After E3, Bill wasn’t done with esports. He joined me and my colleagues in Las Vegas for Evo, the ultimate fighting game tournament. He sat with me in the crowd and wanted to know every detail about the players competing in the Super Smash Bros. Melee grand finals. He banged his noise-making plastic sticks together when the crowd went crazy and gave a standing ovation after every big moment, even if he wasn’t exactly sure what was happening. “This is incredible,” he said. “I love the energy in the building.” 

The following year, our travels took us to China where the League of Legends World Championship was taking place in Beijing and UCLA was beginning their college men’s basketball season against George Tech in Shanghai. It was his two worlds colliding and I was the lucky one who got to chronicle his trip, from doing tai chi on the streets of China in front of a crowd to meeting Joe Tsai, the cofounder and chairman of Alibaba Group, who had just become co-owner of the Brooklyn Nets earlier that year.

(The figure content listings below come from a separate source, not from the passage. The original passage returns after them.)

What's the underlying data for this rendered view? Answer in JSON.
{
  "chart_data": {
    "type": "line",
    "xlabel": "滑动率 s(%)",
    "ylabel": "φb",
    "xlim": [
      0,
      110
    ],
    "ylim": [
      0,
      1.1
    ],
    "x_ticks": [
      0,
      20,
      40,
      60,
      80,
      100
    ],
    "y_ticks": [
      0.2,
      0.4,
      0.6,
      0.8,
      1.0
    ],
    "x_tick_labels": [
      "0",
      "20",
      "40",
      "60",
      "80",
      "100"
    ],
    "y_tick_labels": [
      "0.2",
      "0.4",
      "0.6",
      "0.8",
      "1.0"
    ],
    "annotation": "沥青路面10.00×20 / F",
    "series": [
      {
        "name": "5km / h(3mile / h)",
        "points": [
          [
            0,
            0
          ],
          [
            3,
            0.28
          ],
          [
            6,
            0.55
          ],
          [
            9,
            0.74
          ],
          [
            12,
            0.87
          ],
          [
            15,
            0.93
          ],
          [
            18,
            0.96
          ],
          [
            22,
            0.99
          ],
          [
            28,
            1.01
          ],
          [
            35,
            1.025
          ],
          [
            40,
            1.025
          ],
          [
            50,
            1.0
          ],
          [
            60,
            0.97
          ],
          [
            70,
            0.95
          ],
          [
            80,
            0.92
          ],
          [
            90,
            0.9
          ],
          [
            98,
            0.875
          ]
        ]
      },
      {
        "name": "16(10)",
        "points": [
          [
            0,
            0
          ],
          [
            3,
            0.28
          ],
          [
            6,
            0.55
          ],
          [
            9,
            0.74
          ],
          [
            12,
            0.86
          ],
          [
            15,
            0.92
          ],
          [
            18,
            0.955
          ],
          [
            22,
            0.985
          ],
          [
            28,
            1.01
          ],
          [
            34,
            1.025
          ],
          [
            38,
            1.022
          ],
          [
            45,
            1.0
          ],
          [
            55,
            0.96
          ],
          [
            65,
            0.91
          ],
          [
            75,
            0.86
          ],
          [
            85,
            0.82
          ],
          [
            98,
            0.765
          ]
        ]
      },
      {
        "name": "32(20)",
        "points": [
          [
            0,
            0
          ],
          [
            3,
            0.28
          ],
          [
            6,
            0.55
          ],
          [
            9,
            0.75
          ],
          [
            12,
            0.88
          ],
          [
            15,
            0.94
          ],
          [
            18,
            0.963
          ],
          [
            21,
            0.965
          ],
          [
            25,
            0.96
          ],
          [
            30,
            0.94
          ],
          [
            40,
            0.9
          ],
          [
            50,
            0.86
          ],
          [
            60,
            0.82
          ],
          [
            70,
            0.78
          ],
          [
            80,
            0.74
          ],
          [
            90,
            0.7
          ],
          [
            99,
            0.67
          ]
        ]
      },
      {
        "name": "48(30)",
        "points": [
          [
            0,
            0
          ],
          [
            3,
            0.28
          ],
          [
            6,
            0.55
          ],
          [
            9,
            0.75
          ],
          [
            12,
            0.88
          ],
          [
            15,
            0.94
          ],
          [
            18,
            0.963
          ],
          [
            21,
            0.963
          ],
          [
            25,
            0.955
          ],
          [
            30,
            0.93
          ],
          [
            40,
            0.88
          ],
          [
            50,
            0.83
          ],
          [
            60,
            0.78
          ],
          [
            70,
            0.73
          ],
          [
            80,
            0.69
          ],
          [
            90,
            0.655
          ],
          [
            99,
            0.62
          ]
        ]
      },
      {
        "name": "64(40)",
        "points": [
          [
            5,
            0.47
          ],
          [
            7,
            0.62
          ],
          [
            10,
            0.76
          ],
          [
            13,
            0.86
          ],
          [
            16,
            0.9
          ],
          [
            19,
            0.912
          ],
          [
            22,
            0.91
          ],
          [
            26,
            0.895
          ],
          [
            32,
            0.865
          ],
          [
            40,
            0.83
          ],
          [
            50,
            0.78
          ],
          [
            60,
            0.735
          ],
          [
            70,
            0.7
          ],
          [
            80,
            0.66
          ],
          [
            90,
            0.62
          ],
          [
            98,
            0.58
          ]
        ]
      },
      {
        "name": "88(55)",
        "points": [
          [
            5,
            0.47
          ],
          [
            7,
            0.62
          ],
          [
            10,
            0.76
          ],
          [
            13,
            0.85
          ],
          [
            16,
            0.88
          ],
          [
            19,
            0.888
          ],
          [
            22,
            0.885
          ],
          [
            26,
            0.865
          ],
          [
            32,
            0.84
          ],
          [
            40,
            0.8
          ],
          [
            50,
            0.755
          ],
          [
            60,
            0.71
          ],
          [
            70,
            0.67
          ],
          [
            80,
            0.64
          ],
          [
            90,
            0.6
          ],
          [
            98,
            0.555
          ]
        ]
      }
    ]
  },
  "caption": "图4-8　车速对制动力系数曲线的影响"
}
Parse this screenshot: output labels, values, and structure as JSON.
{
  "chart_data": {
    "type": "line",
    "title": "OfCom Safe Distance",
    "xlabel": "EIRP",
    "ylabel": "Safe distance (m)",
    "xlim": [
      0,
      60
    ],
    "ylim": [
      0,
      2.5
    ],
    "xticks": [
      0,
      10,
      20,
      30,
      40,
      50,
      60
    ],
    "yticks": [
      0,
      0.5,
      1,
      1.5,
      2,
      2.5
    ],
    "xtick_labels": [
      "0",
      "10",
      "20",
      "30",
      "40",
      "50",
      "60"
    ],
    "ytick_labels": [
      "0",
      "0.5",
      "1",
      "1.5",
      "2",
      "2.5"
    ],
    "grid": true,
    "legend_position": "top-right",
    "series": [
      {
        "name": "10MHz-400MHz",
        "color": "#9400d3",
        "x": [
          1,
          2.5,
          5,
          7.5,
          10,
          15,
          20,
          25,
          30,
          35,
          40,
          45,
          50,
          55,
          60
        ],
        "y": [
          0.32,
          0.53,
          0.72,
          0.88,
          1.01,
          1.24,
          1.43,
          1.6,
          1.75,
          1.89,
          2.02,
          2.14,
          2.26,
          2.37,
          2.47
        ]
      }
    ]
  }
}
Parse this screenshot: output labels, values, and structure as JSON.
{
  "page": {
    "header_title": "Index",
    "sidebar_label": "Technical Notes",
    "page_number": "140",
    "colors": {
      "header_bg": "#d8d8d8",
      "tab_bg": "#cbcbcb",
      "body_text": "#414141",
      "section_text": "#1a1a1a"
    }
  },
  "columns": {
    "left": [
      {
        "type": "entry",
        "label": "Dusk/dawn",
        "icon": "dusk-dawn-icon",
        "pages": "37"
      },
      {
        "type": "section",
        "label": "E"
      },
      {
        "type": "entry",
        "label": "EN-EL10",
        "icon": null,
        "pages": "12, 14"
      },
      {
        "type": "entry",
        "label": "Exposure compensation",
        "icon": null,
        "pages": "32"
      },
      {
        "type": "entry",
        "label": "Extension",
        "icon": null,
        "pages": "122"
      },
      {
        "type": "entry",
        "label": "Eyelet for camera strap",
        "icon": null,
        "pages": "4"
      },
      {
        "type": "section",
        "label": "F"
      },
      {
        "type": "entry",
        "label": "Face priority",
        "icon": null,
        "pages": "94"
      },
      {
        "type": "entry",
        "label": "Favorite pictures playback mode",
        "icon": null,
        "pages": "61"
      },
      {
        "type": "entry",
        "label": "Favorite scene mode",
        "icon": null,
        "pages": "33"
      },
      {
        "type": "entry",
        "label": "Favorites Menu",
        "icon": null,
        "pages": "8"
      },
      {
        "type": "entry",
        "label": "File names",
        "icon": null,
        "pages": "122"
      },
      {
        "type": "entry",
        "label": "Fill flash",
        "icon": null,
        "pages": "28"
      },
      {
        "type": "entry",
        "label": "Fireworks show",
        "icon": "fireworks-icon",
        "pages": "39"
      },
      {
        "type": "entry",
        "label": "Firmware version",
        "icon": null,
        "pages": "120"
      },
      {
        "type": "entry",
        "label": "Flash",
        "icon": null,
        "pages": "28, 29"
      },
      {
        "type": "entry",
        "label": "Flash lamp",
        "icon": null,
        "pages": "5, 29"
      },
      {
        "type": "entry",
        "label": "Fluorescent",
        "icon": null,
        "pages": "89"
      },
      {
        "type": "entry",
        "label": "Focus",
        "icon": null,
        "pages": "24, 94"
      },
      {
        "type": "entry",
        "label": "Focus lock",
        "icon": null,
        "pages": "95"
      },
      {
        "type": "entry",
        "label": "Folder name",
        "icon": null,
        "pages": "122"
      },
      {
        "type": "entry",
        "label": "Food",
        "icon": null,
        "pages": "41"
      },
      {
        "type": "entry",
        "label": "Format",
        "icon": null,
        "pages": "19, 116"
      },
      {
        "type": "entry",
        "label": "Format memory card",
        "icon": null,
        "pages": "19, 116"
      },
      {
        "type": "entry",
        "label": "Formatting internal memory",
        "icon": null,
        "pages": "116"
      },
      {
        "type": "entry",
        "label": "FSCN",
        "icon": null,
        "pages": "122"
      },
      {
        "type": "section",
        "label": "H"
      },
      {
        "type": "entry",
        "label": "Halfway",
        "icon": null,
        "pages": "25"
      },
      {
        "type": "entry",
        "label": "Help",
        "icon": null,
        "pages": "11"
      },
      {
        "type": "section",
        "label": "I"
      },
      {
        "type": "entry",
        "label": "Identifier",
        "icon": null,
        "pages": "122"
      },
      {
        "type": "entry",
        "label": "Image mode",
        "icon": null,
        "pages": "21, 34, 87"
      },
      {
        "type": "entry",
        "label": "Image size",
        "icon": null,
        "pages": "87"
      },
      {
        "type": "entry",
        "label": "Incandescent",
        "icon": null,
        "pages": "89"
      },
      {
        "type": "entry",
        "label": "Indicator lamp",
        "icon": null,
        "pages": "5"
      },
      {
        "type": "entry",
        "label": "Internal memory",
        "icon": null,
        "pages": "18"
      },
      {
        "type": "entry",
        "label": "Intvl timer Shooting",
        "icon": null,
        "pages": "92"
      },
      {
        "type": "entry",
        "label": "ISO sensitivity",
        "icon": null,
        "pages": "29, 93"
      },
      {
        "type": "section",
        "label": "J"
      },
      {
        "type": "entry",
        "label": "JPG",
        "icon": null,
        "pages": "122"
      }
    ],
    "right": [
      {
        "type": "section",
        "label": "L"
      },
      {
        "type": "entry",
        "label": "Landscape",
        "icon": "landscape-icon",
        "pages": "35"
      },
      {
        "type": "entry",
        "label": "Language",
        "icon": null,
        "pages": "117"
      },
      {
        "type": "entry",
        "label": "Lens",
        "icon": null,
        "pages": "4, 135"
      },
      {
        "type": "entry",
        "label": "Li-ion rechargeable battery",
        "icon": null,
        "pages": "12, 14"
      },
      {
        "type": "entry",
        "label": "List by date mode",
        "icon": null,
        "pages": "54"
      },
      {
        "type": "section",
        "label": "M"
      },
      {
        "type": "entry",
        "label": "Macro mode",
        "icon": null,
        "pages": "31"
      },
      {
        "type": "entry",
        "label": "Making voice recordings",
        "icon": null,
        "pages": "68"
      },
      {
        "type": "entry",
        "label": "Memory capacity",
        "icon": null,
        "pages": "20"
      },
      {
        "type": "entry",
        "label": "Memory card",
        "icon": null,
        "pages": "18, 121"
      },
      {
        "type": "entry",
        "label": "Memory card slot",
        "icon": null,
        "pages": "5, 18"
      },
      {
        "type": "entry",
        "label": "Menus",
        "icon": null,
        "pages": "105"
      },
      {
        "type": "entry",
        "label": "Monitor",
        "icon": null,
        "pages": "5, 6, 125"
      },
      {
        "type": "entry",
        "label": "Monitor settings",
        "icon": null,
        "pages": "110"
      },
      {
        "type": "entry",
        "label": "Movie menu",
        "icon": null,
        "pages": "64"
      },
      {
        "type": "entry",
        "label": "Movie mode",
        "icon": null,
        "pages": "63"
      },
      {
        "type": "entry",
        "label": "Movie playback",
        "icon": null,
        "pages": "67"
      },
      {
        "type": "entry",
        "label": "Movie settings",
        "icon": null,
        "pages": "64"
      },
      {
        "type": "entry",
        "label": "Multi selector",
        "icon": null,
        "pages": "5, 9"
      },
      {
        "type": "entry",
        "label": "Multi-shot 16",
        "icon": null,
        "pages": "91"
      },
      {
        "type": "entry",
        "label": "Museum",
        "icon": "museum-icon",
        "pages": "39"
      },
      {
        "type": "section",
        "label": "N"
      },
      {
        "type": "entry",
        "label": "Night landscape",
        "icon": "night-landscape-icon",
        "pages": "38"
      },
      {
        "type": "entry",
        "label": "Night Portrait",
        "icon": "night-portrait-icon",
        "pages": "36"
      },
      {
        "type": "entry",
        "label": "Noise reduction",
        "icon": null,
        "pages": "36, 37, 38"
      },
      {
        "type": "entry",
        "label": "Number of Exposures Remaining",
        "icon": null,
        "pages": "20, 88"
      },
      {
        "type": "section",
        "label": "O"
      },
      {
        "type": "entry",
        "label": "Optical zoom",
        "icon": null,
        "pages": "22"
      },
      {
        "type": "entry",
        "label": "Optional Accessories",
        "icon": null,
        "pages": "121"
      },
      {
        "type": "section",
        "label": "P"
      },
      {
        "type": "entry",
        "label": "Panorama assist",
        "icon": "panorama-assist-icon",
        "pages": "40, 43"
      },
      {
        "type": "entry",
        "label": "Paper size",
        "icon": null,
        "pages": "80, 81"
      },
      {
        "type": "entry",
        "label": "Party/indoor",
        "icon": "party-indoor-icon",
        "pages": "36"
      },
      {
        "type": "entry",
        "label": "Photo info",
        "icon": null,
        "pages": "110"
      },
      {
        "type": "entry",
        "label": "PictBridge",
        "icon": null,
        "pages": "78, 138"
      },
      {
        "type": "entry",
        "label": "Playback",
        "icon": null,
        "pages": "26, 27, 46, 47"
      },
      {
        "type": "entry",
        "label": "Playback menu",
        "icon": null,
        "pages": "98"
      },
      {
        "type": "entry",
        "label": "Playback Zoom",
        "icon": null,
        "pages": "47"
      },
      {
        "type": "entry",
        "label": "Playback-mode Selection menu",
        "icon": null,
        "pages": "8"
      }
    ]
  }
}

We had plans to go to Disneyland in Shanghai and shopping in the city but all of that was derailed when three UCLA players were arrested for shoplifting. Suddenly our feel-good trip turned into me covering an international incident that would involve Lavar Ball and Donald Trump around the clock for ESPN. I talked to Bill regularly in the hopes of adding some levity to covering a serious situation and he even mentioned me during the UCLA-Georgia Tech game on ESPN that had become an afterthought at that point.  

The following year Bill and I went back to E3 where he once again was the life of the party, taking photos with everyone who wanted one and once again defeating me in a game of Street Fighter.

We made plans later that year to play videos games in the tee-pee in his backyard. It never came to fruition but the standing offer was one of my favorite stories about Bill. He was a big kid at heart who lived life to the fullest. Whenever I would see Bill, he would bring up our trip to China and one day playing video games in the tee-pee in his backyard. I laughed whenever he would bring it up but he would remind me that he was serious. I’ll always regret never taking him up on that offer but I’ll always remember our adventures together and how much joy he gave me and everyone around him. He was one of a kind. There will never be another Bill Walton. Rest in peace, my friend.